Bridget, she of the Scandinavian green eyes and strawberry blond hair, with her perfect teeth and botanical Latin, would design it. Her husband, a landscaper who specialized in garden construction, would build it. One contractor, no hassle. That’s the way we like it.
Bridget had promised us a preliminary plan in two weeks. As it was just early summer, we had plenty of time. Our goal was to have construction started by Labor Day; that would allow plenty of time to complete the project before the autumn rains turned our yard into a quagmire of slick yellow clay. We really wanted the garden completed by fall, because we were eager to get early potatoes, peas, and spinach planted the following March. If construction was delayed till spring, who knew when it would be completed, and we would lose a half year of crops.

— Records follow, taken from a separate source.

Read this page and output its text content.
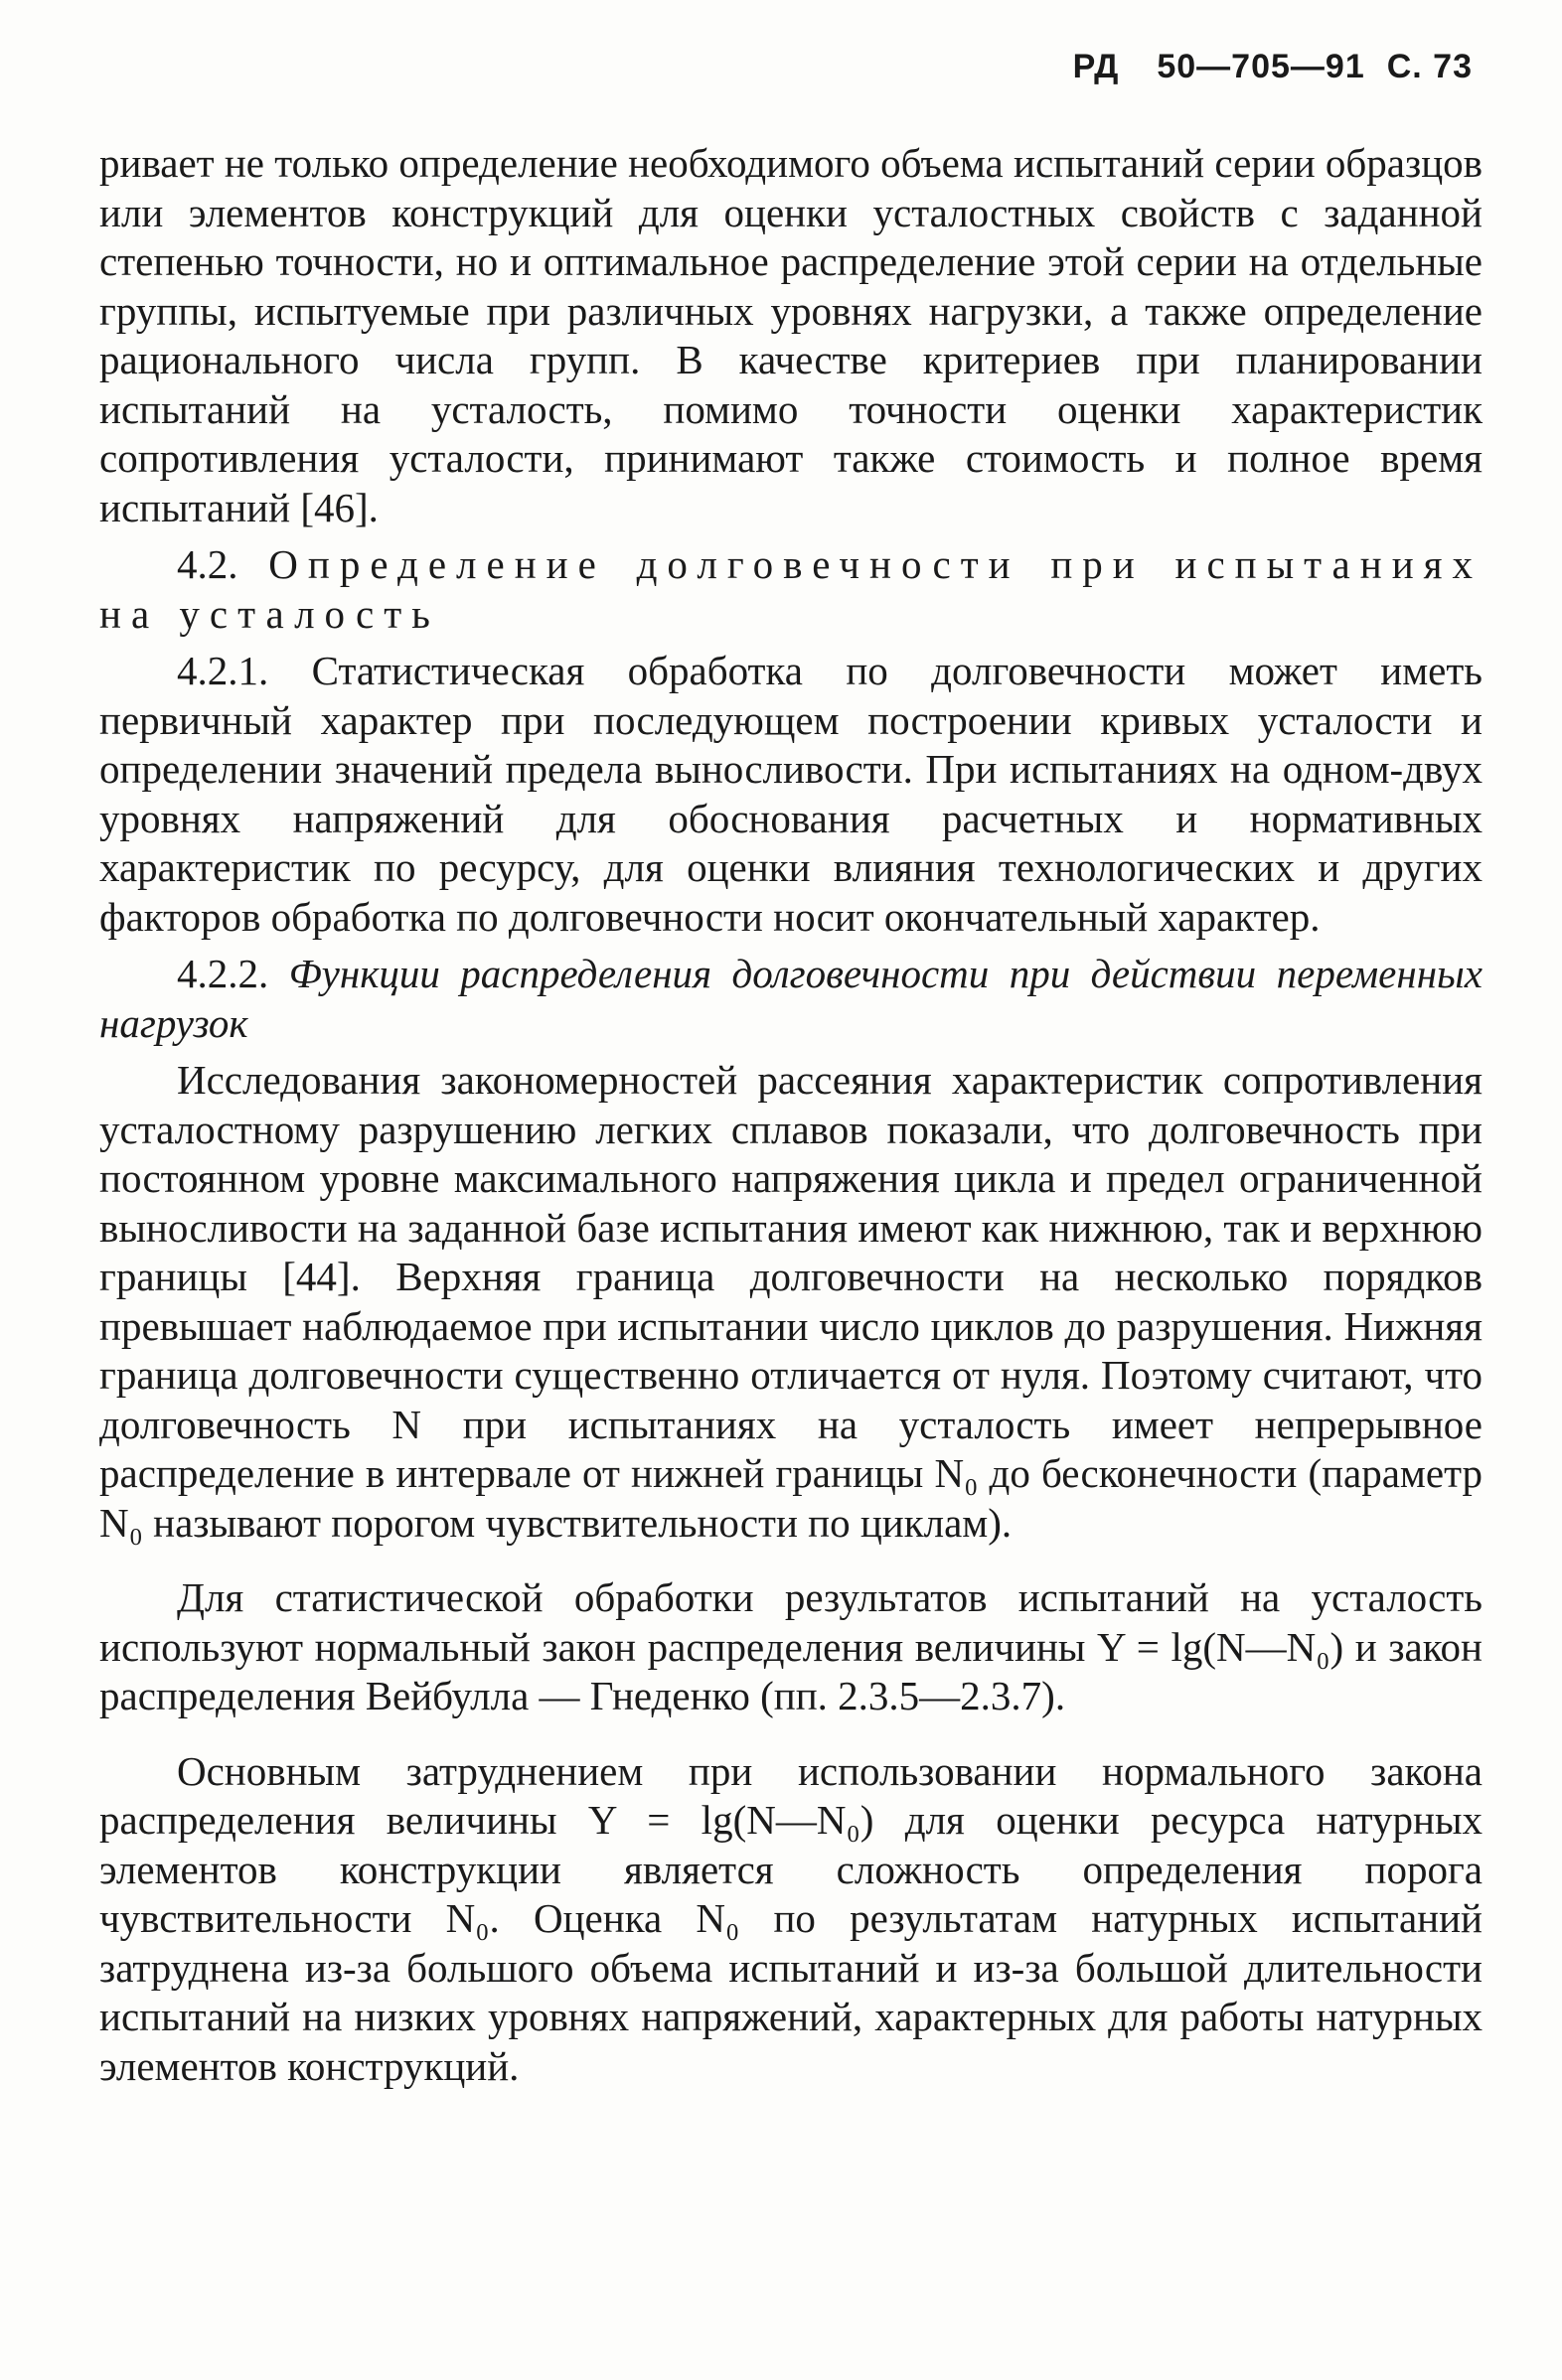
РД 50—705—91 С. 73

ривает не только определение необходимого объема испытаний серии образцов или элементов конструкций для оценки усталостных свойств с заданной степенью точности, но и оптимальное распределение этой серии на отдельные группы, испытуемые при различных уровнях нагрузки, а также определение рационального числа групп. В качестве критериев при планировании испытаний на усталость, помимо точности оценки характеристик сопротивления усталости, принимают также стоимость и полное время испытаний [46].

4.2. Определение долговечности при испытаниях на усталость

4.2.1. Статистическая обработка по долговечности может иметь первичный характер при последующем построении кривых усталости и определении значений предела выносливости. При испытаниях на одном-двух уровнях напряжений для обоснования расчетных и нормативных характеристик по ресурсу, для оценки влияния технологических и других факторов обработка по долговечности носит окончательный характер.

4.2.2. Функции распределения долговечности при действии переменных нагрузок

Исследования закономерностей рассеяния характеристик сопротивления усталостному разрушению легких сплавов показали, что долговечность при постоянном уровне максимального напряжения цикла и предел ограниченной выносливости на заданной базе испытания имеют как нижнюю, так и верхнюю границы [44]. Верхняя граница долговечности на несколько порядков превышает наблюдаемое при испытании число циклов до разрушения. Нижняя граница долговечности существенно отличается от нуля. Поэтому считают, что долговечность N при испытаниях на усталость имеет непрерывное распределение в интервале от нижней границы N₀ до бесконечности (параметр N₀ называют порогом чувствительности по циклам).

Для статистической обработки результатов испытаний на усталость используют нормальный закон распределения величины Y = lg(N—N₀) и закон распределения Вейбулла — Гнеденко (пп. 2.3.5—2.3.7).

Основным затруднением при использовании нормального закона распределения величины Y = lg(N—N₀) для оценки ресурса натурных элементов конструкции является сложность определения порога чувствительности N₀. Оценка N₀ по результатам натурных испытаний затруднена из-за большого объема испытаний и из-за большой длительности испытаний на низких уровнях напряжений, характерных для работы натурных элементов конструкций.
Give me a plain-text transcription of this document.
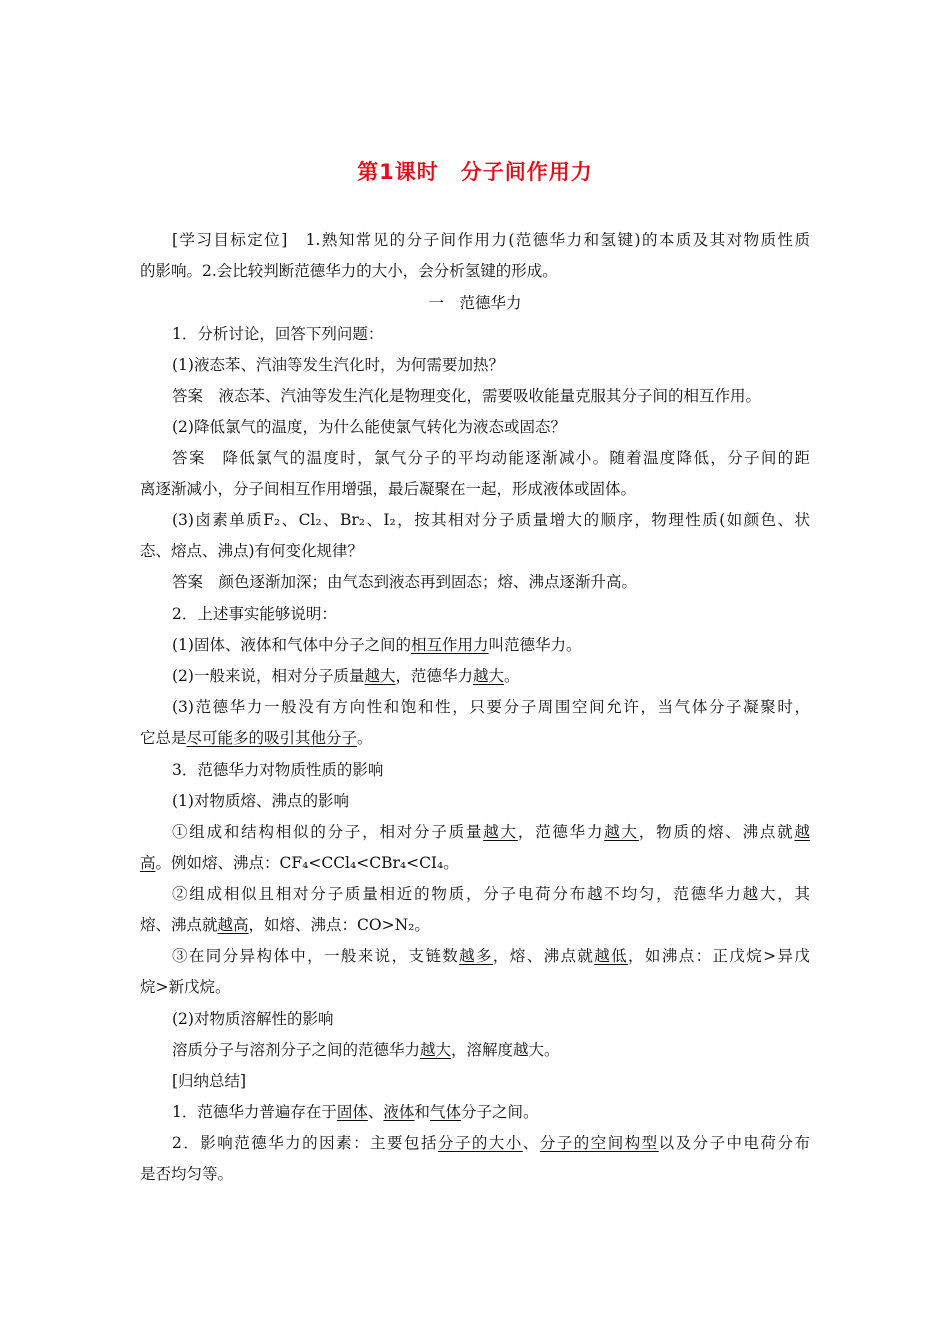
第1课时　分子间作用力
[学习目标定位]　1.熟知常见的分子间作用力(范德华力和氢键)的本质及其对物质性质
的影响。2.会比较判断范德华力的大小，会分析氢键的形成。
一　范德华力
1．分析讨论，回答下列问题：
(1)液态苯、汽油等发生汽化时，为何需要加热？
答案　液态苯、汽油等发生汽化是物理变化，需要吸收能量克服其分子间的相互作用。
(2)降低氯气的温度，为什么能使氯气转化为液态或固态？
答案　降低氯气的温度时，氯气分子的平均动能逐渐减小。随着温度降低，分子间的距
离逐渐减小，分子间相互作用增强，最后凝聚在一起，形成液体或固体。
(3)卤素单质F₂、Cl₂、Br₂、I₂，按其相对分子质量增大的顺序，物理性质(如颜色、状
态、熔点、沸点)有何变化规律？
答案　颜色逐渐加深；由气态到液态再到固态；熔、沸点逐渐升高。
2．上述事实能够说明：
(1)固体、液体和气体中分子之间的相互作用力叫范德华力。
(2)一般来说，相对分子质量越大，范德华力越大。
(3)范德华力一般没有方向性和饱和性，只要分子周围空间允许，当气体分子凝聚时，
它总是尽可能多的吸引其他分子。
3．范德华力对物质性质的影响
(1)对物质熔、沸点的影响
①组成和结构相似的分子，相对分子质量越大，范德华力越大，物质的熔、沸点就越
高。例如熔、沸点：CF₄<CCl₄<CBr₄<CI₄。
②组成相似且相对分子质量相近的物质，分子电荷分布越不均匀，范德华力越大，其
熔、沸点就越高，如熔、沸点：CO>N₂。
③在同分异构体中，一般来说，支链数越多，熔、沸点就越低，如沸点：正戊烷>异戊
烷>新戊烷。
(2)对物质溶解性的影响
溶质分子与溶剂分子之间的范德华力越大，溶解度越大。
[归纳总结]
1．范德华力普遍存在于固体、液体和气体分子之间。
2．影响范德华力的因素：主要包括分子的大小、分子的空间构型以及分子中电荷分布
是否均匀等。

Bridget readily agreed that Labor Day was no problem.
Two weeks came and went, then three. No plan. Two months passed. Finally Bridget called. She had the plans, behind schedule, she acknowledged, but worth waiting for. A few days later, Bridget arrived, still late, breathless, and blond. And smelling of the earth, of a fresh potato patch. She unrolled a large, professional-looking blueprint onto the kitchen table, smoothing it out under her dirty fingernails. It was a lovely work of art, with carefully drawn circles for shrubs, and smaller circles for plants, and little curly things for flowers, with (of course) Latin names indicated for everything. The content, however, was not what I had envisioned. Her design was essentially rows of rectangular beds, separated by two grass paths running up the middle and transversely across the garden. There were some nice touches: where the paths intersected, she had put in stone circles with birdbaths or ornaments, and she had a nice stone staircase descending to the sunken garden. It was a perfectly fine garden, it was just a little… I struggled for a word, just the right word, as Bridget nervously studied my face. “Cartesian,” I said.